社会人1年目、無力でしかなかった
2009年4月1日。
わたしは不安が8割、期待が1割、慢心が1割と、「めちゃくちゃ不安だけど、まぁちょっとなんとかなるんじゃないのと思いたい」状態で、
新社会人・新理学療法士として、某総合病院に入職しました。
理学療法士の資格を取るためには、臨床実習と言って学生時代に実際の患者さんの治療まで関わらせていただく実習があるため、「不安や緊張」と言えども、生の病院も初、実際の患者さんに対峙するのも初、治療を組み立てるのも初の、何もかもこれからです、というわけではなかったのですが、やはりイチ社会人・イチ理学療法士・イチ専門職として、これからは責任を持って患者さんの命の現場に臨むのだ、と思うと、まぁかなりの不安でいっぱいのスタートでした。
その不安は、不安だけで終わってくれるわけがなく、
すぐに現実問題としてわたしに襲いかかってきました。
直前に受けた理学療法士国家試験を、確か3冊の分厚い国試対策本と、何が何だかわからないくらい、読んだらすぐに眠気が襲うくらいの専門用語やら、骨やら、筋肉やら、内臓やらが並びまくる数十冊の教科書を、何十回も何十回も読み込んで、変な語呂合わせまで作って神経の名前やら筋肉の名前やらを暗記して、無事に受かったから、その場にいるわけなのですが。
そんなもの、一人の人間の前に立てば何の役にも立たなかったのです。
誰一人として、同じ症状、同じ悩み、同じ苦しみ、同じ痛み、同じ生活、同じ家族、同じ価値観を持っている人などいなくて。
何という人生経験も持ち合わせない、付け焼刃の知識をつけてきた新人には、到底把握も理解もしきれるものではありませんでした。
ペロッとサクッと、治療法の教科書に書いてあることを実践したって、そんなの当たり前ですが、多少の効果はあれど納得感があるわけでもなくて。
なまじ、勉強「だけ」ができた人間には、その圧倒的な「自分のできなさ」に落ち込んだり、なんとか勉強してアタマに知識を詰め込んだり、思ったような効果が出ずにまた悩んだりと、もう少しで折れてしまうギリギリの状態でした。

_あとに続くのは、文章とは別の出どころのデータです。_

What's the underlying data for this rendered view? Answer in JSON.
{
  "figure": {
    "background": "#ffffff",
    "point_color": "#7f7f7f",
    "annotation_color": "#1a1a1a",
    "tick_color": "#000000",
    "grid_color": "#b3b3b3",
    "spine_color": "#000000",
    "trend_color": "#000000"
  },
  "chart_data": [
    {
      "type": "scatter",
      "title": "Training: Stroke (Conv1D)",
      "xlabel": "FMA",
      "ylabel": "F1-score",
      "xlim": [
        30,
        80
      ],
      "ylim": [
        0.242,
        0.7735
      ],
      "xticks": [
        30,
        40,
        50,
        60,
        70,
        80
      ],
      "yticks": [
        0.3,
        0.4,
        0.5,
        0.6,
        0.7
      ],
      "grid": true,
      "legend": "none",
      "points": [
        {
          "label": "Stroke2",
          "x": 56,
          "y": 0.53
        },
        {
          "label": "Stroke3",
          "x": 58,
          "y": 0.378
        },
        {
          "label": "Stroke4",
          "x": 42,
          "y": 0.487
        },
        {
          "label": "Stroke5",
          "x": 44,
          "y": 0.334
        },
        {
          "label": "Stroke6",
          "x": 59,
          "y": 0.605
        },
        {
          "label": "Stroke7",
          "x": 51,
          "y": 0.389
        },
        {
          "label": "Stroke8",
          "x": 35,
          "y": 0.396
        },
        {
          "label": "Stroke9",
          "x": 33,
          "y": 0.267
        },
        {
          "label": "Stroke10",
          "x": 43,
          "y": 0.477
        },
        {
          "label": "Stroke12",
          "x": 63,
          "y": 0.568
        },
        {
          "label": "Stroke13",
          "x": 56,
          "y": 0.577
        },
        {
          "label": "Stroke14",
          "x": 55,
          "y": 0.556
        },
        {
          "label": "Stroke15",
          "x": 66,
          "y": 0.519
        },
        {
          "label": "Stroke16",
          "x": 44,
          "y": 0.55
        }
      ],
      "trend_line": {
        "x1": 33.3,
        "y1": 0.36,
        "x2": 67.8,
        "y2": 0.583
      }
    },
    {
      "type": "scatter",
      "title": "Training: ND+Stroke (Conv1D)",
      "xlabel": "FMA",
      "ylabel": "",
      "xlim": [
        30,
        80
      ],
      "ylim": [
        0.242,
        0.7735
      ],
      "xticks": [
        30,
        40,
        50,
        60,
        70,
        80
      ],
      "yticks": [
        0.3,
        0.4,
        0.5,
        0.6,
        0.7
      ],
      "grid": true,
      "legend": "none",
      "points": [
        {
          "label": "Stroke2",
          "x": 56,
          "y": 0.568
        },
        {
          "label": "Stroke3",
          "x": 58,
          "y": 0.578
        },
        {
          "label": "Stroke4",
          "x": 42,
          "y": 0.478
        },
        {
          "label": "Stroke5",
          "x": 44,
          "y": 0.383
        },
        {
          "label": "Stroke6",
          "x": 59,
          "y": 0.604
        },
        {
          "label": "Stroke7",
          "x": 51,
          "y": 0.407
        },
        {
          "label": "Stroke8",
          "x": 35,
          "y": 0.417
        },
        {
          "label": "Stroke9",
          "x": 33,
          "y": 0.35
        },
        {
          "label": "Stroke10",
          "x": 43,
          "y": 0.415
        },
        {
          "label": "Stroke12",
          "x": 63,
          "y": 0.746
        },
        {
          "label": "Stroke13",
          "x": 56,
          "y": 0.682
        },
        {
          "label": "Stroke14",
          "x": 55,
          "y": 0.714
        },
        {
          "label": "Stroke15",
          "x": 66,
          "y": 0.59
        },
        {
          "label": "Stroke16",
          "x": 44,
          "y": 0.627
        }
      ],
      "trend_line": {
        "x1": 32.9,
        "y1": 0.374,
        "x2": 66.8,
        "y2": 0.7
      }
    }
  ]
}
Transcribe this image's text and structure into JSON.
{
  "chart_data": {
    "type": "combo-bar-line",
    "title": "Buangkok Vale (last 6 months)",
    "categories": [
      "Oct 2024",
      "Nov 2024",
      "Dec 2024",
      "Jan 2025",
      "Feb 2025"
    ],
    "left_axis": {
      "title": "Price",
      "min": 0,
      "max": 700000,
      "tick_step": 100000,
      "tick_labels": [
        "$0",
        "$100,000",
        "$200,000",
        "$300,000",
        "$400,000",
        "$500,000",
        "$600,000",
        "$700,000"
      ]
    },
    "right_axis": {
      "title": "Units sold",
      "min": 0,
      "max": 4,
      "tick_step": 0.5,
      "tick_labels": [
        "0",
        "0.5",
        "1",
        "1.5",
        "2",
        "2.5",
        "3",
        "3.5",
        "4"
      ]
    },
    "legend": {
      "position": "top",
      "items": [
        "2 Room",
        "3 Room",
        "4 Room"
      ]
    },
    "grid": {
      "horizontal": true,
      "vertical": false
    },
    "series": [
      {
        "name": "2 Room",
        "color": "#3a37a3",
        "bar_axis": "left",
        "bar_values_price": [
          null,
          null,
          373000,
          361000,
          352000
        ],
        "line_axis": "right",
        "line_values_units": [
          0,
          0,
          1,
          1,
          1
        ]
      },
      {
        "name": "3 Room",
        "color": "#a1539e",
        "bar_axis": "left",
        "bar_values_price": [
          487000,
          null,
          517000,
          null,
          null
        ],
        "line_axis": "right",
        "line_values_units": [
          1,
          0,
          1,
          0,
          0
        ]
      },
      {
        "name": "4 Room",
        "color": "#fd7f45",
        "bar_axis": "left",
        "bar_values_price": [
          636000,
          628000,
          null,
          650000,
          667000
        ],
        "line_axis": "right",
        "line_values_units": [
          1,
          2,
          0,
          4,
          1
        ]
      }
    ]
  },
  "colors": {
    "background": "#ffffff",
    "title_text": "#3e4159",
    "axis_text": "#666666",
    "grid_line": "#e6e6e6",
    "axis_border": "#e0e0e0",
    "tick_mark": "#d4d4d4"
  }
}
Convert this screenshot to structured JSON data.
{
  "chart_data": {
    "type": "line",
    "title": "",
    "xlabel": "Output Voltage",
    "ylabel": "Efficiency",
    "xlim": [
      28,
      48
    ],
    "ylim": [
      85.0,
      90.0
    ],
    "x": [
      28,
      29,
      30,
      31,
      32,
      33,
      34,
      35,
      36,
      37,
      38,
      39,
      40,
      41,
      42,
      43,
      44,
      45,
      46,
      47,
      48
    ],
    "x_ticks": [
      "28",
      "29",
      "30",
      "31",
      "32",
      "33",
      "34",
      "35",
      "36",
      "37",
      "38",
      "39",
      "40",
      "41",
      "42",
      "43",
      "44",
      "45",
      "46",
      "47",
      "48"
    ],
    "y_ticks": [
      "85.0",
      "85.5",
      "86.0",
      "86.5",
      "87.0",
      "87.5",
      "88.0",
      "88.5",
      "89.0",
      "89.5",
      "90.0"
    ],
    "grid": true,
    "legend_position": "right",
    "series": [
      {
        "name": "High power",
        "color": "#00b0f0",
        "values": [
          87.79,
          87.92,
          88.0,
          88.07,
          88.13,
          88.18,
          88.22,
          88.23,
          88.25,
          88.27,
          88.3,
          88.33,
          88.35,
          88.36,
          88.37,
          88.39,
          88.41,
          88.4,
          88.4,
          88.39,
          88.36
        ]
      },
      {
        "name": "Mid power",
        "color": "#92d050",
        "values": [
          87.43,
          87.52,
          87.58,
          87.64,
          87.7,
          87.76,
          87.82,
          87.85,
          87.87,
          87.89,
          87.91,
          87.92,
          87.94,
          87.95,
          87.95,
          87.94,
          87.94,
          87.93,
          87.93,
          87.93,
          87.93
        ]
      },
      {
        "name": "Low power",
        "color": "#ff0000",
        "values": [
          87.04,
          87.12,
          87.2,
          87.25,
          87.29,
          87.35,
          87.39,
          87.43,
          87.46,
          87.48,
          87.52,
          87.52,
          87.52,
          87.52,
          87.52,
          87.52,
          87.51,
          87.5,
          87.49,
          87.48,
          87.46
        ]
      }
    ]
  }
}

今なら、その頃の自分を笑えるけれど、当時はかけらも笑えなくて。
楽しそうにしている同期を見ては、羨んだり、自分を責めるばかりでした。
もう一つ、大きな壁に感じたのが「ココロ」の存在です。
理学療法士の治療の矛先は「カラダ」なのですが、その総合病院には精神科もあったために、ケガや病気で「ココロ」が弱っている、病んでいる人も、「ココロ」のケガや病気で「カラダ」を壊したり傷つけたりした人もいました。
「ココロ」が病気だったり、元気がないと、「カラダ」の症状は軽かったり、年齢が若くて「エネルギー」があるはずでも、治せない、治らないし、全く回復できないことも目の当たりにしてきました。
同じく、どんなに「カラダ」の症状が軽くても、「家族や大切な人との繋がり」がないと、なかなか効果に繋がらない人もたくさん見てきました。
本当に「カラダ」へのアプローチだけでいいんだろうか。
「ココロ」のケアが必要なんじゃないだろうか。
わたしのやっていることは、目の前のこの人にとって正しいんだろうか。
正しいって何なんだろうか。
医療って何なんだろうか。
今は、少しずつわかってきています。
「ココロ」と「カラダ」が切り離せるわけがなかったのですよね。
同じ人間から生まれているもので、繋がっているもので。
切り離す必要はなくて、同じく「ココロ」と「カラダ」を持つ者同士で関わっていけばよかったのだと。
尊重できるようになればよかったのだと、気付きました。
特に、女性はこの「ココロとカラダ」の繋がりが、とっても密で、繊細だから。
関わる人から受ける「ココロとカラダ」への影響も、大きくて豊かだから。
だからこそ、女性の自分自身として、
女性の「ココロとカラダの健康」に関わりたいと思うのです。